Families donate one tenth of their annual income to the poor, known as an offering Zakat, one of the FIVE pillars of islam.
✪ INDEPENDENCE DAY :
Morocco independence day takes place on 18th November every year. It is the anniversary of the royal family return to Morocco from exile in Madagascar in 1955 and the lebirty from France and Spain who colonized the country for 44 years. On this day there are parades, variety of food which is sold by street vendors and a special ceremonies take place at the King’s palace and promoting people’s loyalty to the king. Also streets are adorned with Moroccan flags and the Moroccan TV broadcasts documentaries about famous Moroccan celebrities.

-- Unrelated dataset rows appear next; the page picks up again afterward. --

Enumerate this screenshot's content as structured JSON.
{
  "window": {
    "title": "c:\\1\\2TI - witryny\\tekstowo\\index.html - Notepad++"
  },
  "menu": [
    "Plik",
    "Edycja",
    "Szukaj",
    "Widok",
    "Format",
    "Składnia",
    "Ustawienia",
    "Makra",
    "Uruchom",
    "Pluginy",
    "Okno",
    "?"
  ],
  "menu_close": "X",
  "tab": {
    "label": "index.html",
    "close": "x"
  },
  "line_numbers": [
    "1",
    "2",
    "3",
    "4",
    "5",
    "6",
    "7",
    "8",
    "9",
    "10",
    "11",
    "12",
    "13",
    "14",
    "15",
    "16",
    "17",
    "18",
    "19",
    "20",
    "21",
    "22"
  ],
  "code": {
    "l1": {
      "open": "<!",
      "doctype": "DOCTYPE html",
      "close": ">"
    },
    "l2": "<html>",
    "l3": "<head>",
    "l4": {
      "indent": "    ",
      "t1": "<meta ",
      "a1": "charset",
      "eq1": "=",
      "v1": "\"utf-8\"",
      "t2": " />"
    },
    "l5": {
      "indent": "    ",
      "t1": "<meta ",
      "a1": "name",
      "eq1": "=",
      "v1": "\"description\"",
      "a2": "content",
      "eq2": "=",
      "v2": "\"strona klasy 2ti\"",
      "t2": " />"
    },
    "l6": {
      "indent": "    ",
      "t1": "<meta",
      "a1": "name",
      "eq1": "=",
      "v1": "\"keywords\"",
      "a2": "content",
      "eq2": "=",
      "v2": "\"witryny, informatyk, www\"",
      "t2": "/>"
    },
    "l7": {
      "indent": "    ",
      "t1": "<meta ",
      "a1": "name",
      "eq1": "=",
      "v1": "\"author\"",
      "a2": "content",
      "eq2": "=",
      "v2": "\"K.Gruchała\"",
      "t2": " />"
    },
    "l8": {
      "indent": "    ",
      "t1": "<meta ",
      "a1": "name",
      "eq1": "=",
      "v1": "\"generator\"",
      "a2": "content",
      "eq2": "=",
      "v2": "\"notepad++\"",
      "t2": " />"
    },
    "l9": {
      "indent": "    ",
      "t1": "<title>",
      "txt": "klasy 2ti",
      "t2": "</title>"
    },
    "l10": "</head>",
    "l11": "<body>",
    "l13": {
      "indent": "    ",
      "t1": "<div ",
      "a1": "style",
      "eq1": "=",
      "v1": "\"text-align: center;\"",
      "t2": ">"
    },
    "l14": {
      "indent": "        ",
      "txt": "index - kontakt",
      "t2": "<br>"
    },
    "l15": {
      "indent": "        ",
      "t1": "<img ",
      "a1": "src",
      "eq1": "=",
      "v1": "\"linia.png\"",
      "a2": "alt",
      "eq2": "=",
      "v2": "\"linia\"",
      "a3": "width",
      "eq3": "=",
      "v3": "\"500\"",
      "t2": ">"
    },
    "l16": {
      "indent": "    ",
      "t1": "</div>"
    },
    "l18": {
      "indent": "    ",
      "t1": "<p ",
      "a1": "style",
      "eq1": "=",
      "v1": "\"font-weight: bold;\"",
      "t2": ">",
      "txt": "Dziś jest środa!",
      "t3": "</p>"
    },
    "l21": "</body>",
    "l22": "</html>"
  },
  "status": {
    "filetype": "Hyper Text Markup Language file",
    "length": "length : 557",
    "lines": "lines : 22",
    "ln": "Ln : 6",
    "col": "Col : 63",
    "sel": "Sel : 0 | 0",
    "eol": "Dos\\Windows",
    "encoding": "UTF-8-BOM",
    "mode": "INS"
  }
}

✪ GREEN MARCH (6th November) :
The Green March was a strategic mass demonstration in November 1975, coordinated by the Moroccan government, to force Spain to hand over the disputed, autonomous semi-metropolitan Spanish Province of Sahara to Morocco. Up to 350,000 unarmed Moroccans joined with 27,000 soldiers marched to the Western Sahara border calling for the disputed territory to be returned to Morocco.